When a couple divorces, many negotiations are made in order to ensure the divorce decree is fair and just for both parties. One of the most heavily discussed issues in negotiations is spousal support. From the legal perspective of the process to how support is calculated, the attorneys at Nilsson Legal Group have answered several questions on the topic for our clients.
Some of the most important questions are some that we think a client should understand before entering into a negotiation. Here are answers to six of the most asked questions about spousal support.
How Long Does Spousal Maintenance Last?
The courts are what determines how long one spouse makes payments to their ex in order to help maintain their quality of life. In Texas, spousal maintenance, or what people typically refer to as “alimony” is usually paid anywhere from one to seven years, depending on the length of the marriage and the circumstances surrounding the divorce (i.e. fault).
In some cases spousal maintenance can last until one party passes away, however, it will most likely end once the receiving spouse remarries.
Does the Husband Always Have to Pay?
Although the main belief behind spousal support is that the husband always has to pay the wife, this aspect of the divorce isn’t based on gender. Whoever pays spousal maintenance is determined by finances alone. It doesn’t matter if it’s the husband or wife who can’t support themselves on their own after a divorce. Based on their current circumstances, either party is eligible to receive alimony.
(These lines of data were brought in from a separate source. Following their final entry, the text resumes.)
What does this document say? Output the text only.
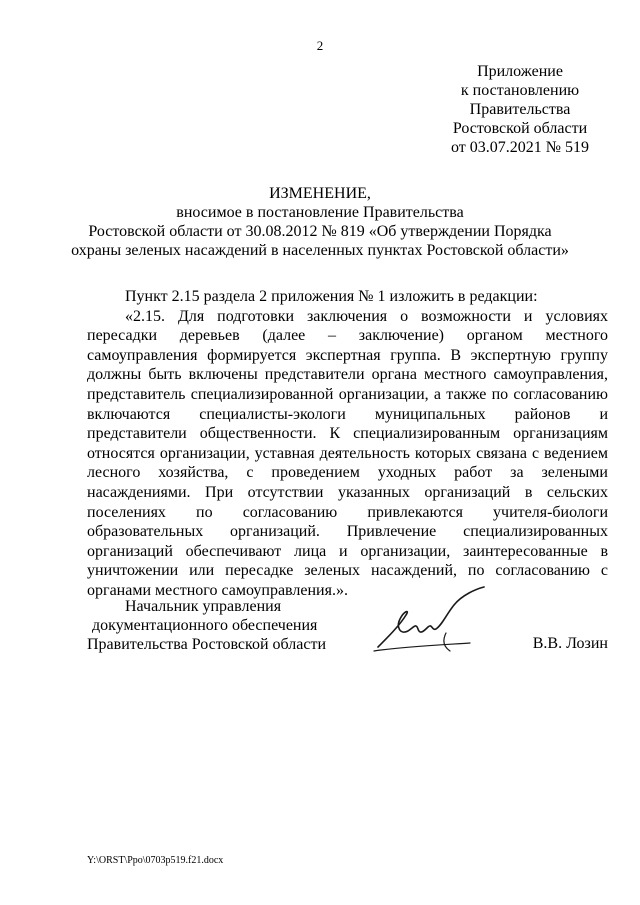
2
Приложение
к постановлению
Правительства
Ростовской области
от 03.07.2021 № 519
ИЗМЕНЕНИЕ,
вносимое в постановление Правительства
Ростовской области от 30.08.2012 № 819 «Об утверждении Порядка
охраны зеленых насаждений в населенных пунктах Ростовской области»

Пункт 2.15 раздела 2 приложения № 1 изложить в редакции:

«2.15. Для подготовки заключения о возможности и условиях пересадки деревьев (далее – заключение) органом местного самоуправления формируется экспертная группа. В экспертную группу должны быть включены представители органа местного самоуправления, представитель специализированной организации, а также по согласованию включаются специалисты-экологи муниципальных районов и представители общественности. К специализированным организациям относятся организации, уставная деятельность которых связана с ведением лесного хозяйства, с проведением уходных работ за зелеными насаждениями. При отсутствии указанных организаций в сельских поселениях по согласованию привлекаются учителя-биологи образовательных организаций. Привлечение специализированных организаций обеспечивают лица и организации, заинтересованные в уничтожении или пересадке зеленых насаждений, по согласованию с органами местного самоуправления.».

Начальник управления
документационного обеспечения
Правительства Ростовской области	В.В. Лозин
Y:\ORST\Ppo\0703p519.f21.docx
Do You Need Children to Receive Spousal Support?
No, children do not have to be in the equation for spousal support to hit the negotiation table. All one party has to do is prove that without their spouse they are unable to financially support themselves with the absence of the extra income. Your divorce attorney can help you craft a viable case for spousal maintenance, especially if:
- The paying spouse was convicted of abuse during the marriage/divorce process
- The receiving spouse has a debilitating disability
What’s the Difference Between Spousal Support and Child Support?
Remember, child support and spousal support are two different payments. If your divorce decree has both payments mandated, then the payor is responsible for handling both as separate entities.
In short, alimony payments are in place to support your ex-spouse over the time after your divorce. This can be done through temporary spousal support, limited spousal maintenance, or contractual alimony provisions when property settlement is involved.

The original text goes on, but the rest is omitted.